Background In dystrophic skeletal muscle, osmotic stimuli somehow relieve inhibitory control of dihydropyridine receptors (DHPR) on spontaneous sarcoplasmic reticulum elementary Ca2+ release events (ECRE) in high Ca2+ external environments. Such ‘uncontrolled’ Ca2+ sparks were suggested to act as dystrophic signals. They may be related to mechanosensitive pathways but the mechanisms are elusive. Also, it is not known whether truncated dystrophins can correct the dystrophic disinhibition. Methodology/Principal Findings We recorded ECRE activity in single intact fibers from adult wt, mdx and mini-dystrophin expressing mice (MinD) under resting isotonic conditions and following hyper-/hypo-osmolar external shock using confocal microscopy and imaging techniques. Isotonic ECRE frequencies were small in wt and MinD fibers, but were markedly increased in mdx fibers. Osmotic challenge dramatically increased ECRE activity in mdx fibers.
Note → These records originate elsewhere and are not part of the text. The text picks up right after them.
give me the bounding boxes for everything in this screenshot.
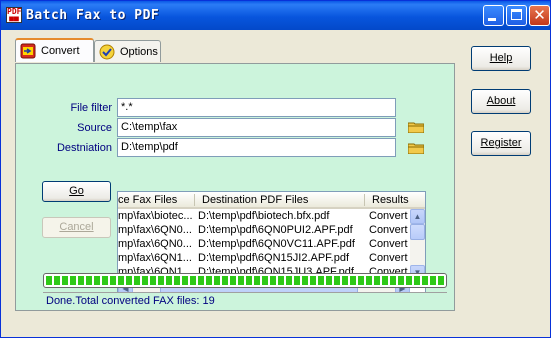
column-source-fax-files[interactable]: ce Fax Files [118, 194, 177, 206]
pdf-app-icon: PDF ■■ [6, 7, 22, 23]
help-button[interactable]: Help [471, 46, 531, 71]
tab-options[interactable]: Options [94, 40, 161, 62]
status-bar: Done.Total converted FAX files: 19 [43, 292, 447, 310]
file-filter-label: File filter [70, 102, 112, 114]
cell-result: Convert [369, 238, 408, 250]
vertical-scrollbar[interactable]: ▲ ▼ [410, 209, 425, 280]
go-button-label: Go [69, 185, 84, 197]
column-destination-pdf-files[interactable]: Destination PDF Files [202, 194, 308, 206]
cell-result: Convert [369, 224, 408, 236]
close-icon: ✕ [533, 6, 546, 24]
cell-destination: D:\temp\pdf\biotech.bfx.pdf [198, 210, 330, 222]
cell-source: mp\fax\6QN1... [118, 252, 192, 264]
tab-convert[interactable]: Convert [15, 38, 94, 62]
options-check-icon [99, 44, 115, 59]
cell-source: mp\fax\6QN0... [118, 238, 192, 250]
list-header: ce Fax Files Destination PDF Files Resul… [118, 192, 425, 209]
destination-input[interactable]: D:\temp\pdf [117, 138, 396, 157]
minimize-icon [488, 18, 496, 21]
file-filter-input[interactable]: *.* [117, 98, 396, 117]
destination-label: Destniation [56, 142, 112, 154]
title-bar[interactable]: PDF ■■ Batch Fax to PDF ✕ [1, 1, 550, 30]
vertical-scroll-thumb[interactable] [410, 224, 425, 240]
register-button[interactable]: Register [471, 131, 531, 156]
about-button[interactable]: About [471, 89, 531, 114]
column-divider[interactable] [194, 194, 195, 206]
app-window: PDF ■■ Batch Fax to PDF ✕ Convert Options [0, 0, 551, 338]
tab-options-label: Options [120, 45, 158, 58]
cell-result: Convert [369, 210, 408, 222]
go-button[interactable]: Go [42, 181, 111, 202]
scroll-up-arrow-icon[interactable]: ▲ [410, 209, 425, 224]
conversion-progress-bar [43, 273, 447, 288]
register-button-label: Register [480, 137, 522, 149]
close-button[interactable]: ✕ [529, 5, 550, 26]
source-label: Source [77, 122, 112, 134]
list-item[interactable]: mp\fax\6QN0... D:\temp\pdf\6QN0VC11.APF.… [118, 238, 410, 252]
source-browse-folder-icon[interactable] [408, 121, 424, 133]
column-results[interactable]: Results [372, 194, 409, 206]
cell-destination: D:\temp\pdf\6QN0PUI2.APF.pdf [198, 224, 353, 236]
cell-source: mp\fax\biotec... [118, 210, 193, 222]
about-button-label: About [486, 95, 516, 107]
help-button-label: Help [489, 52, 513, 64]
maximize-button[interactable] [506, 5, 527, 26]
cell-destination: D:\temp\pdf\6QN0VC11.APF.pdf [198, 238, 355, 250]
minimize-button[interactable] [483, 5, 504, 26]
column-divider[interactable] [364, 194, 365, 206]
maximize-icon [511, 9, 522, 20]
destination-browse-folder-icon[interactable] [408, 142, 424, 154]
cancel-button[interactable]: Cancel [42, 217, 111, 238]
progress-fill [46, 276, 444, 285]
cancel-button-label: Cancel [59, 221, 94, 233]
window-title: Batch Fax to PDF [26, 8, 160, 23]
list-item[interactable]: mp\fax\6QN0... D:\temp\pdf\6QN0PUI2.APF.… [118, 224, 410, 238]
cell-result: Convert [369, 252, 408, 264]
list-item[interactable]: mp\fax\6QN1... D:\temp\pdf\6QN15JI2.APF.… [118, 252, 410, 266]
list-item[interactable]: mp\fax\biotec... D:\temp\pdf\biotech.bfx… [118, 210, 410, 224]
convert-icon [20, 43, 36, 59]
cell-destination: D:\temp\pdf\6QN15JI2.APF.pdf [198, 252, 350, 264]
tab-convert-label: Convert [41, 45, 80, 57]
client-area: Convert Options File filter *.* Source C… [1, 30, 550, 337]
cell-source: mp\fax\6QN0... [118, 224, 192, 236]
source-input[interactable]: C:\temp\fax [117, 118, 396, 137]
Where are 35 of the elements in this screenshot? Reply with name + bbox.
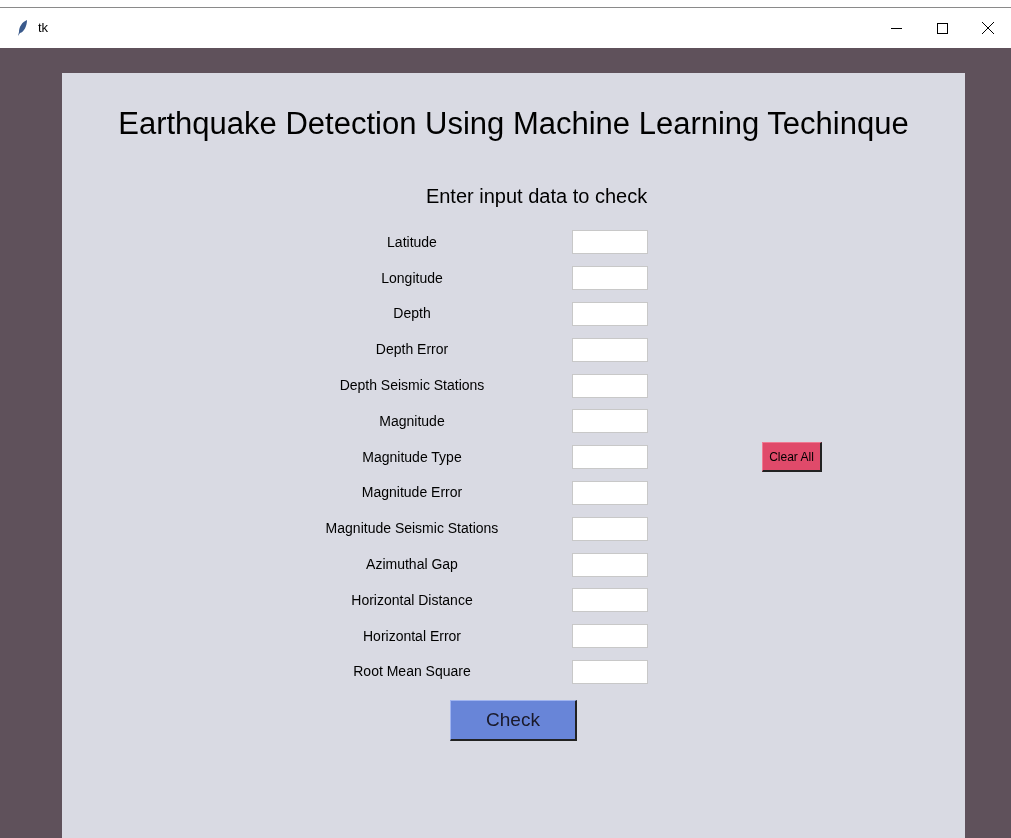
field-label: Horizontal Distance	[350, 590, 474, 610]
field-label: Longitude	[380, 268, 444, 288]
input-field[interactable]	[572, 588, 648, 613]
input-field[interactable]	[572, 480, 648, 505]
field-label: Magnitude Type	[361, 447, 463, 467]
input-field[interactable]	[572, 659, 648, 684]
form-subheading: Enter input data to check	[424, 183, 649, 209]
field-label: Depth	[392, 304, 432, 324]
close-icon	[982, 22, 994, 34]
field-label: Latitude	[386, 232, 438, 252]
field-label: Depth Seismic Stations	[338, 376, 486, 396]
field-label: Magnitude	[378, 411, 446, 431]
maximize-icon	[936, 22, 948, 34]
input-field[interactable]	[572, 302, 648, 326]
input-field[interactable]	[572, 624, 648, 649]
field-label: Depth Error	[374, 340, 450, 360]
field-label: Magnitude Seismic Stations	[324, 519, 500, 539]
input-field[interactable]	[572, 230, 648, 255]
input-field[interactable]	[572, 552, 648, 577]
field-label: Horizontal Error	[362, 626, 462, 646]
field-label: Magnitude Error	[360, 483, 464, 503]
field-label: Root Mean Square	[352, 662, 472, 682]
window-title: tk	[38, 19, 49, 38]
minimize-icon	[890, 27, 902, 29]
input-field[interactable]	[572, 266, 648, 291]
field-label: Azimuthal Gap	[365, 555, 459, 575]
feather-icon	[18, 20, 28, 36]
clear-all-button[interactable]: Clear All	[762, 442, 822, 473]
input-field[interactable]	[572, 373, 648, 398]
input-field[interactable]	[572, 337, 648, 362]
input-field[interactable]	[572, 409, 648, 434]
input-field[interactable]	[572, 516, 648, 541]
app-heading: Earthquake Detection Using Machine Learning Techinque	[117, 105, 910, 143]
input-field[interactable]	[572, 445, 648, 470]
check-button[interactable]: Check	[450, 699, 577, 741]
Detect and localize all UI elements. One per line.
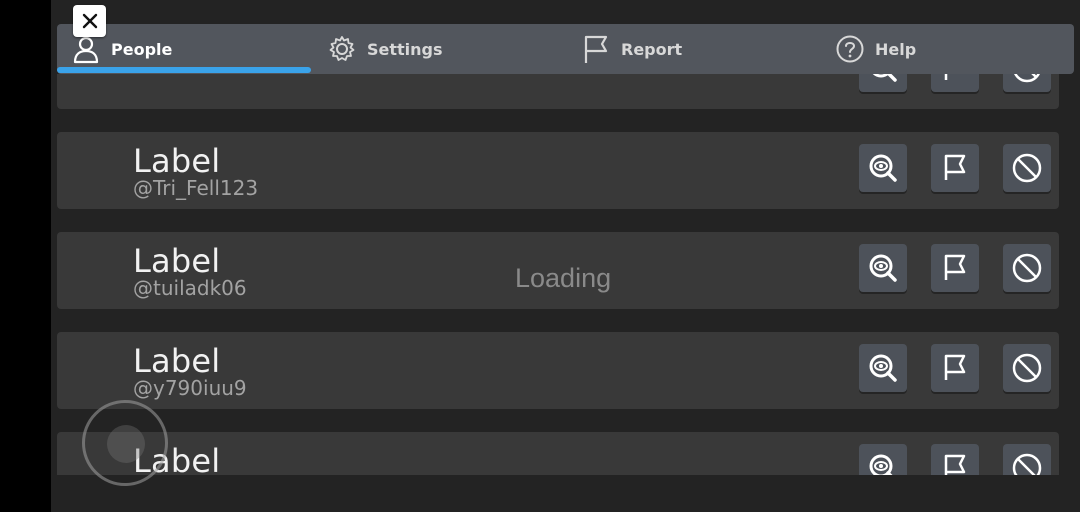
thumbstick-knob[interactable]	[107, 425, 145, 463]
loading-text: Loading	[515, 263, 612, 293]
flag-icon	[944, 454, 966, 475]
block-icon	[1012, 153, 1042, 183]
inspect-icon	[869, 154, 897, 182]
block-player-button[interactable]	[1003, 144, 1051, 192]
menu-tab-bar: People Settings Report Help	[57, 24, 1074, 74]
gear-icon	[329, 36, 355, 61]
inspect-button[interactable]	[859, 344, 907, 392]
inspect-button[interactable]	[859, 444, 907, 475]
game-viewport: Label @Tri_Fell123 Label @tuiladk06 Labe…	[51, 0, 1080, 512]
player-display-name: Label	[133, 342, 221, 380]
block-icon	[1012, 453, 1042, 475]
row-actions	[859, 144, 1051, 192]
row-actions	[859, 444, 1051, 475]
block-icon	[1012, 353, 1042, 383]
player-display-name: Label	[133, 142, 221, 180]
report-player-button[interactable]	[931, 244, 979, 292]
flag-icon	[944, 354, 966, 380]
tab-report[interactable]: Report	[581, 24, 682, 74]
report-player-button[interactable]	[931, 74, 979, 92]
close-menu-button[interactable]	[73, 5, 106, 37]
player-row	[57, 74, 1059, 109]
thumbstick[interactable]	[82, 400, 168, 486]
tab-help[interactable]: Help	[835, 24, 916, 74]
block-player-button[interactable]	[1003, 244, 1051, 292]
inspect-button[interactable]	[859, 144, 907, 192]
report-player-button[interactable]	[931, 344, 979, 392]
player-username: @Tri_Fell123	[133, 176, 259, 200]
block-player-button[interactable]	[1003, 444, 1051, 475]
flag-icon	[584, 35, 608, 63]
tab-label: Help	[875, 39, 917, 59]
player-row[interactable]: Label @y790iuu9	[57, 332, 1059, 409]
row-actions	[859, 344, 1051, 392]
inspect-button[interactable]	[859, 74, 907, 92]
block-icon	[1014, 74, 1040, 83]
person-icon	[73, 36, 99, 64]
tab-label: Settings	[367, 39, 443, 59]
inspect-icon	[869, 354, 897, 382]
player-row[interactable]: Label @Tri_Fell123	[57, 132, 1059, 209]
player-username: @tuiladk06	[133, 276, 247, 300]
tab-label: Report	[621, 39, 683, 59]
report-player-button[interactable]	[931, 444, 979, 475]
player-list[interactable]: Label @Tri_Fell123 Label @tuiladk06 Labe…	[51, 74, 1080, 475]
player-username: @y790iuu9	[133, 376, 247, 400]
flag-icon	[944, 74, 948, 80]
active-tab-indicator	[57, 67, 311, 73]
tab-settings[interactable]: Settings	[327, 24, 443, 74]
flag-icon	[944, 254, 966, 280]
question-icon	[836, 35, 864, 63]
row-actions	[859, 244, 1051, 292]
tab-label: People	[111, 39, 173, 59]
inspect-icon	[869, 254, 897, 282]
close-icon	[82, 13, 97, 29]
inspect-icon	[869, 454, 893, 475]
player-display-name: Label	[133, 242, 221, 280]
inspect-icon	[872, 74, 897, 82]
flag-icon	[944, 154, 966, 180]
block-player-button[interactable]	[1003, 74, 1051, 92]
row-actions	[859, 74, 1051, 92]
report-player-button[interactable]	[931, 144, 979, 192]
player-row[interactable]: Label	[57, 432, 1059, 475]
inspect-button[interactable]	[859, 244, 907, 292]
block-icon	[1012, 253, 1042, 283]
block-player-button[interactable]	[1003, 344, 1051, 392]
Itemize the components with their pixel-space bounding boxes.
Sustained osmotic challenge induced marked exponential ECRE activity adaptation that was three times faster in mdx compared to wt and MinD fibers. Rising external Ca2+ concentrations amplified osmotic ECRE responses. The eliminated ECRE suppression in intact osmotically stressed mdx fibers was completely and reversibly resuscitated by streptomycine (200 µM), spider peptide GsMTx-4 (5 µM) and Gd3+ (20 µM) that block unspecific, specific cationic and Ca2+ selective mechanosensitive channels (MsC), respectively. ECRE morphology was not substantially altered by membrane stress. During hyperosmotic challenge, membrane potentials were polarised and a putative depolarisation through aberrant MsC negligible excluding direct activation of ECRE through tubular depolarisation. Conclusions/Significance Dystrophin suppresses spontaneous ECRE activity by control of mechanosensitive pathways which are suggested to interact with the inhibitory DHPR loop to the ryanodine receptor. MsC-related disinhibition prevails in dystrophic muscle and can be resuscitated by transgenic mini-dystrophin expression. Our results have important implications for the pathophysiology of DMD where abnormal MsC in dystrophic muscle confer disruption of microdomain Ca2+ homeostasis. MsC blockers should have considerable therapeutic potential if more muscle specific compounds can be found.